CAPITULO 52 - JEOD PERNA-DE-PA
CAPITULO 52 - JEOD PERNA-DE-PAU
Se Rony soubesse ler, teria ficado mais impressionado com aquele tesouro em forma de biblioteca. Nessas circunstâncias, ele reservou sua atenção para o homem alto e grisalho, atrás de uma mesa oval. O homem - que Rony supôs ser Jeod - parecia tão cansado quanto ele. Seu rosto estava enrugado, aflito e entristecido e, quando se voltou na direção do grupo, sua cicatriz horrorosa ficou visível, ia do couro cabeludo até a têmpora esquerda. Para Rony, aquilo era um sinal de coragem no sujeito. Talvez desgastada e escondida, contudo, coragem.

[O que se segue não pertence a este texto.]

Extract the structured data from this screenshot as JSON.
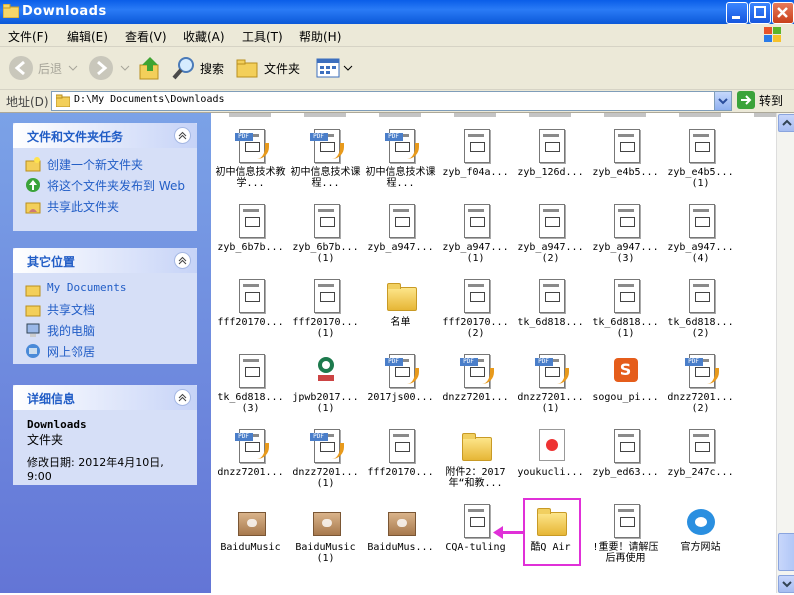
{
  "window": {
    "title": "Downloads"
  },
  "menu": [
    {
      "label": "文件(F)"
    },
    {
      "label": "编辑(E)"
    },
    {
      "label": "查看(V)"
    },
    {
      "label": "收藏(A)"
    },
    {
      "label": "工具(T)"
    },
    {
      "label": "帮助(H)"
    }
  ],
  "toolbar": {
    "back_label": "后退",
    "search_label": "搜索",
    "folders_label": "文件夹"
  },
  "address": {
    "label": "地址(D)",
    "value": "D:\\My Documents\\Downloads",
    "go_label": "转到"
  },
  "sidebar": {
    "tasks": {
      "title": "文件和文件夹任务",
      "items": [
        {
          "label": "创建一个新文件夹"
        },
        {
          "label": "将这个文件夹发布到 Web"
        },
        {
          "label": "共享此文件夹"
        }
      ]
    },
    "places": {
      "title": "其它位置",
      "items": [
        {
          "label": "My Documents"
        },
        {
          "label": "共享文档"
        },
        {
          "label": "我的电脑"
        },
        {
          "label": "网上邻居"
        }
      ]
    },
    "details": {
      "title": "详细信息",
      "name": "Downloads",
      "type": "文件夹",
      "modified": "修改日期: 2012年4月10日, 9:00"
    }
  },
  "files": [
    {
      "name": "初中信息技术教学...",
      "icon": "pdf-icon"
    },
    {
      "name": "初中信息技术课程...",
      "icon": "pdf-icon"
    },
    {
      "name": "初中信息技术课程...",
      "icon": "pdf-icon"
    },
    {
      "name": "zyb_f04a...",
      "icon": "document-icon"
    },
    {
      "name": "zyb_126d...",
      "icon": "document-icon"
    },
    {
      "name": "zyb_e4b5...",
      "icon": "document-icon"
    },
    {
      "name": "zyb_e4b5... (1)",
      "icon": "document-icon"
    },
    {
      "name": "zyb_6b7b...",
      "icon": "document-icon"
    },
    {
      "name": "zyb_6b7b... (1)",
      "icon": "document-icon"
    },
    {
      "name": "zyb_a947...",
      "icon": "document-icon"
    },
    {
      "name": "zyb_a947... (1)",
      "icon": "document-icon"
    },
    {
      "name": "zyb_a947... (2)",
      "icon": "document-icon"
    },
    {
      "name": "zyb_a947... (3)",
      "icon": "document-icon"
    },
    {
      "name": "zyb_a947... (4)",
      "icon": "document-icon"
    },
    {
      "name": "fff20170...",
      "icon": "document-icon"
    },
    {
      "name": "fff20170... (1)",
      "icon": "document-icon"
    },
    {
      "name": "名单",
      "icon": "folder-icon"
    },
    {
      "name": "fff20170... (2)",
      "icon": "document-icon"
    },
    {
      "name": "tk_6d818...",
      "icon": "document-icon"
    },
    {
      "name": "tk_6d818... (1)",
      "icon": "document-icon"
    },
    {
      "name": "tk_6d818... (2)",
      "icon": "document-icon"
    },
    {
      "name": "tk_6d818... (3)",
      "icon": "document-icon"
    },
    {
      "name": "jpwb2017... (1)",
      "icon": "app-icon"
    },
    {
      "name": "2017js00...",
      "icon": "pdf-icon"
    },
    {
      "name": "dnzz7201...",
      "icon": "pdf-icon"
    },
    {
      "name": "dnzz7201... (1)",
      "icon": "pdf-icon"
    },
    {
      "name": "sogou_pi...",
      "icon": "sogou-icon"
    },
    {
      "name": "dnzz7201... (2)",
      "icon": "pdf-icon"
    },
    {
      "name": "dnzz7201...",
      "icon": "pdf-icon"
    },
    {
      "name": "dnzz7201... (1)",
      "icon": "pdf-icon"
    },
    {
      "name": "fff20170...",
      "icon": "document-icon"
    },
    {
      "name": "附件2：2017年“和教...",
      "icon": "folder-icon"
    },
    {
      "name": "youkucli...",
      "icon": "video-icon"
    },
    {
      "name": "zyb_ed63...",
      "icon": "document-icon"
    },
    {
      "name": "zyb_247c...",
      "icon": "document-icon"
    },
    {
      "name": "BaiduMusic",
      "icon": "package-icon"
    },
    {
      "name": "BaiduMusic (1)",
      "icon": "package-icon"
    },
    {
      "name": "BaiduMus...",
      "icon": "package-icon"
    },
    {
      "name": "CQA-tuling",
      "icon": "document-icon"
    },
    {
      "name": "酷Q Air",
      "icon": "folder-icon"
    },
    {
      "name": "!重要！请解压后再使用",
      "icon": "document-icon"
    },
    {
      "name": "官方网站",
      "icon": "cloud-icon"
    }
  ],
  "colors": {
    "accent": "#215dc6",
    "highlight": "#e030d8",
    "titlebar": "#0a5ee8"
  }
}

- Sentem-se. - disse Jeod. - Não farei cerimônias dentro da minha própria casa. - Ele os observou com olhos curiosos enquanto se acomodavam nas poltronas de couro macias. - Vocês aceitam alguns doces e uma garrafa de conhaque de damasco? Não posso falar por muito tempo, mas vejo que vocês já estão na estrada há mais de uma semana e me lembro bem de como a minha garganta ficava seca depois de jornadas como essa.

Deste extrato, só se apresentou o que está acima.